Welding Alloys offers economical solutions to wear problems caused by skidding, metal smearing, braking, wheel spin and impact, material deformation, cornering, and general abrasion. Then there is the Cobot cost-saving solution, Flex e.bot, future tech available today.

Technology such as the Cobot certainly creates a better work environment and, as such, can be a factor in encouraging young people to realise welding is no longer the low-paid dirty job of old. But innovation alone will not attract young people in the numbers needed by industry. There is an ever growing shortage of welders and industry itself needs to take the lead in recruitment through apprenticeships and supporting training centres and being proactive at school career events. Technologies like the Cobot can only support these efforts, in my opinion.

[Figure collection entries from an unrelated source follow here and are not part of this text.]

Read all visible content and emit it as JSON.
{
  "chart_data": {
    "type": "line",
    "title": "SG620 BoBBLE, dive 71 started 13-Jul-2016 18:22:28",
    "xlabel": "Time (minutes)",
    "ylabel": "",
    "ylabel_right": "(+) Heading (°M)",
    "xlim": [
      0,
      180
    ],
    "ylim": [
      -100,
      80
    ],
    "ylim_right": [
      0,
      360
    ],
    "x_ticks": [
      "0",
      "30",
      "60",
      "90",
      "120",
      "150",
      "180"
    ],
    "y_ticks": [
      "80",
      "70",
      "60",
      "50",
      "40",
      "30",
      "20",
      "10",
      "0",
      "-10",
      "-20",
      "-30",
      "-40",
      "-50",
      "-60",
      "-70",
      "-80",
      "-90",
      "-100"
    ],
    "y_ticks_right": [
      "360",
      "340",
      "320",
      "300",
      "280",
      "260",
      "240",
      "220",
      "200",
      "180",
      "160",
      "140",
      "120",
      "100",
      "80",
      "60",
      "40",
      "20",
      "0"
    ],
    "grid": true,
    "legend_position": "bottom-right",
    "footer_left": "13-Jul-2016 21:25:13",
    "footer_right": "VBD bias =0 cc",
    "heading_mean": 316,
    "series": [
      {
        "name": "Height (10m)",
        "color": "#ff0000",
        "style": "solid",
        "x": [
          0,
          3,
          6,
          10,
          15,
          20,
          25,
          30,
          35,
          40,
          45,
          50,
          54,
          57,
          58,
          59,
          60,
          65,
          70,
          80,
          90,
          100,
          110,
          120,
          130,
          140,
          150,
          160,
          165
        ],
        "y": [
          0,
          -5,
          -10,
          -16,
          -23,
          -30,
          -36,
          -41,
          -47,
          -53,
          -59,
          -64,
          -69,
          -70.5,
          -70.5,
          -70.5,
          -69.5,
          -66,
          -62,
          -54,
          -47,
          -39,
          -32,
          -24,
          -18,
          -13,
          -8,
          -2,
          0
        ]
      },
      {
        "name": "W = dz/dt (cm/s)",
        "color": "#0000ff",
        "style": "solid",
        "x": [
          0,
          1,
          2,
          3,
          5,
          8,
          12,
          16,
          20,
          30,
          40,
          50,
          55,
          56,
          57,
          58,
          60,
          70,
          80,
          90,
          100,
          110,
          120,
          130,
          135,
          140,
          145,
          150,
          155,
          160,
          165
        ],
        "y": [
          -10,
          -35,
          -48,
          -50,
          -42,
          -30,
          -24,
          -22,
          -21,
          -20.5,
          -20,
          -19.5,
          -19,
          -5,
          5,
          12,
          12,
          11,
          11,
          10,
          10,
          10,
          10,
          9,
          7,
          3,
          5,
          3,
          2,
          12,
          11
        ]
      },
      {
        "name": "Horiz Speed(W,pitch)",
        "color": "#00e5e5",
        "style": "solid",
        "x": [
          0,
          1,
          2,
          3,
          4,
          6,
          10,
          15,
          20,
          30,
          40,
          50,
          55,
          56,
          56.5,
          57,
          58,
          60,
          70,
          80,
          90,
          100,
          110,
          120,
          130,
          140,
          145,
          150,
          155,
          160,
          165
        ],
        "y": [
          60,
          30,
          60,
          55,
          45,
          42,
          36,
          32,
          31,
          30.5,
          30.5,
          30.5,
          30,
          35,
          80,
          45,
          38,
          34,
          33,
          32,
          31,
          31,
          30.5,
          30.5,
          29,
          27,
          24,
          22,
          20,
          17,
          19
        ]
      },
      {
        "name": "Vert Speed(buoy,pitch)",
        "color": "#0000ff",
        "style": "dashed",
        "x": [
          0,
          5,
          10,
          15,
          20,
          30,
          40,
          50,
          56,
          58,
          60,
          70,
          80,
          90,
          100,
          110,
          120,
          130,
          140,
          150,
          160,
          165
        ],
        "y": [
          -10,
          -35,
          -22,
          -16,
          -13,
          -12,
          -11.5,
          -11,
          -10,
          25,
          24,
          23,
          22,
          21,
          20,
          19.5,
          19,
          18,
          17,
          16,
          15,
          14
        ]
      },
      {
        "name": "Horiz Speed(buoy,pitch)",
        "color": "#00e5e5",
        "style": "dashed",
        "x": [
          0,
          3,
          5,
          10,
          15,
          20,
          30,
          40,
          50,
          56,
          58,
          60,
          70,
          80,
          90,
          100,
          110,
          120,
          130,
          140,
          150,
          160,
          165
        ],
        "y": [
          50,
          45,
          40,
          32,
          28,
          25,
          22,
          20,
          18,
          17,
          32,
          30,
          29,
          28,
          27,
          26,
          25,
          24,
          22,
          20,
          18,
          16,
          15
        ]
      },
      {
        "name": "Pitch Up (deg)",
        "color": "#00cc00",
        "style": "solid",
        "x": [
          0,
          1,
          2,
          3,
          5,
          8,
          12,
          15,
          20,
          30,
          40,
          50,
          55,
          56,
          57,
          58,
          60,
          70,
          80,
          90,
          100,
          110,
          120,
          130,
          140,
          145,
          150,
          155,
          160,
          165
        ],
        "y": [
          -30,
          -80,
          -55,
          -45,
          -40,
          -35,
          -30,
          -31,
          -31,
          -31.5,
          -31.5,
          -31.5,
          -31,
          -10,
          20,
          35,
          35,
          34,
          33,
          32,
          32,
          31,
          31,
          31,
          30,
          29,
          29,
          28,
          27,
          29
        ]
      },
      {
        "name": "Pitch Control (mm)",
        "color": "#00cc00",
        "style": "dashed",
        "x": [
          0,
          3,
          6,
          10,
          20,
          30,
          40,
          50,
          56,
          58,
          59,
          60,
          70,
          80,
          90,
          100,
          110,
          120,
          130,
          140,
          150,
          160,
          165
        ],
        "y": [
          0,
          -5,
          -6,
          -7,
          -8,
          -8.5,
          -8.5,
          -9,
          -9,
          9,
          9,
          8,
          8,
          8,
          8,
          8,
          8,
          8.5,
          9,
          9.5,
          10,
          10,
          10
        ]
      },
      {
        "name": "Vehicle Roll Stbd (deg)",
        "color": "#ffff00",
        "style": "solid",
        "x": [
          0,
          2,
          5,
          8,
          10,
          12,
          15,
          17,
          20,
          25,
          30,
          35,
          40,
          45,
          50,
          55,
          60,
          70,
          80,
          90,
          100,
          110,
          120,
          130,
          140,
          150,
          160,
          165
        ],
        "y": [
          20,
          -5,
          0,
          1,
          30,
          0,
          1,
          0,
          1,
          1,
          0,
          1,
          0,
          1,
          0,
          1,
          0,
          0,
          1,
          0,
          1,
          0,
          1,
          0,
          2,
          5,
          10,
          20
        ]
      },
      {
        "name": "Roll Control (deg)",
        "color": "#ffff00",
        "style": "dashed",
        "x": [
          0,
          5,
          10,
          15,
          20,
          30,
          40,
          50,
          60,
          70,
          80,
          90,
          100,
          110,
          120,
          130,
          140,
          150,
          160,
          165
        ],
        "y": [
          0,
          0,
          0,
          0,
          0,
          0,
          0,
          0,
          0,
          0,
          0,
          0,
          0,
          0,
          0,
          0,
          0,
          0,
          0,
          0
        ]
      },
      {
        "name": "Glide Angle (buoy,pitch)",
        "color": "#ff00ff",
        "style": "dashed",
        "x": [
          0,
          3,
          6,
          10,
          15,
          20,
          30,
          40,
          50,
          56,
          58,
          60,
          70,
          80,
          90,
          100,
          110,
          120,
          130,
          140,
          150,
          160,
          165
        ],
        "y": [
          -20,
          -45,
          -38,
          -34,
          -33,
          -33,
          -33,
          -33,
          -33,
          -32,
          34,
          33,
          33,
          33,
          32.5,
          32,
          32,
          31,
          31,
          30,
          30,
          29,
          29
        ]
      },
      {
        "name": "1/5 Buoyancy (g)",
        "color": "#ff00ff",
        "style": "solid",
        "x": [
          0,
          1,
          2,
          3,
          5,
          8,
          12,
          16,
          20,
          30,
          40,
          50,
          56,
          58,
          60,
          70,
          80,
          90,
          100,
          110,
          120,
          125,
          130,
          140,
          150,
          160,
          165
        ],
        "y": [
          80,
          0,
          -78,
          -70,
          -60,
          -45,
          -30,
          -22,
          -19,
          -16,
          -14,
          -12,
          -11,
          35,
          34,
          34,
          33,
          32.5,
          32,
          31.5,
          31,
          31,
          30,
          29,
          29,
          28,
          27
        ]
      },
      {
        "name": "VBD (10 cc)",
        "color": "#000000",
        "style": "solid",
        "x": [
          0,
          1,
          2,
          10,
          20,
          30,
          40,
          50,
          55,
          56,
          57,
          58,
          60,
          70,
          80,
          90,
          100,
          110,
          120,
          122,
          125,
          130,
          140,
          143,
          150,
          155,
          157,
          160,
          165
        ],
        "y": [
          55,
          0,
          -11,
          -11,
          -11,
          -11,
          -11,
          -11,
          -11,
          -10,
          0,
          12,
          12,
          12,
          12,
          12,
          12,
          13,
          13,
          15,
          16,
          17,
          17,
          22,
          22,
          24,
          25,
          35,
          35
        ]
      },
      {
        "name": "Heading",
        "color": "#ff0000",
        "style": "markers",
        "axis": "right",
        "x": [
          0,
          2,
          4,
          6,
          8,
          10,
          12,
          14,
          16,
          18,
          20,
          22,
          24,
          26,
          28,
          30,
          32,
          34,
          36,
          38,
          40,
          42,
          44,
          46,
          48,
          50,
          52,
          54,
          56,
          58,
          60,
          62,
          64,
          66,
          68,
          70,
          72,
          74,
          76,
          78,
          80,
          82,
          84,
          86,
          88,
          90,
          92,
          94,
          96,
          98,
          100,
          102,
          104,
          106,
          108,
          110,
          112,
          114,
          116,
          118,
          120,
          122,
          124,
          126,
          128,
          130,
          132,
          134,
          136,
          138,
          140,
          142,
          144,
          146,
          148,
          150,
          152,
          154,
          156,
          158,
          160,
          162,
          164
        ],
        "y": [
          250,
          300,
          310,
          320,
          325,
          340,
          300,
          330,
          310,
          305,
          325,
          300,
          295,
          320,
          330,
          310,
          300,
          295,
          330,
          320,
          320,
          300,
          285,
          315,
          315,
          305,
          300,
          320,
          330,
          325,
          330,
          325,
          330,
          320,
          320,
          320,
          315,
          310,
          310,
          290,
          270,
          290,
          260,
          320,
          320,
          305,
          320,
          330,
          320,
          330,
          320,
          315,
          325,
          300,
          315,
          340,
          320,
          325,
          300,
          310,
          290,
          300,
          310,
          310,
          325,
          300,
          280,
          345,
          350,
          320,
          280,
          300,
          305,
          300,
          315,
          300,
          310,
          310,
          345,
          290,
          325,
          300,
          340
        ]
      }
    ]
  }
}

Cobot technology is a leap-forward in response to customer demand for more productive equipment, better safety for the welder, and for more precision and greater reliability.

Artificial Intelligence in itself will not attract young people to welding. It is a combination of access to apprenticeships and training and promoting the fact new technologies mean it’s clean, safe and a wellpaid career. In my opinion industry has been recklessly complacent for decades and we need to reach out to our youth proactively to be able to meet the growing demand for welders. Welding is no longer the low paid dirty job many people imagine. That is the real message we need to get across to young people today.

The current new technologies are developed in response to customer demand for greater safety, lower costs and to speed up production. Automation and increasingly AI is the accepted way to do this. A true disrupter is revolutionary, an approach or technology that sweeps aside accepted practices or equipment. Think along the lines the lines of the scribe versus the typewriter versus the personal computer versus the laptop versus the cell phone. Each one is a real disrupter and changed the way the world works today. These weren’t progressions, they were revolutionary, true disrupters.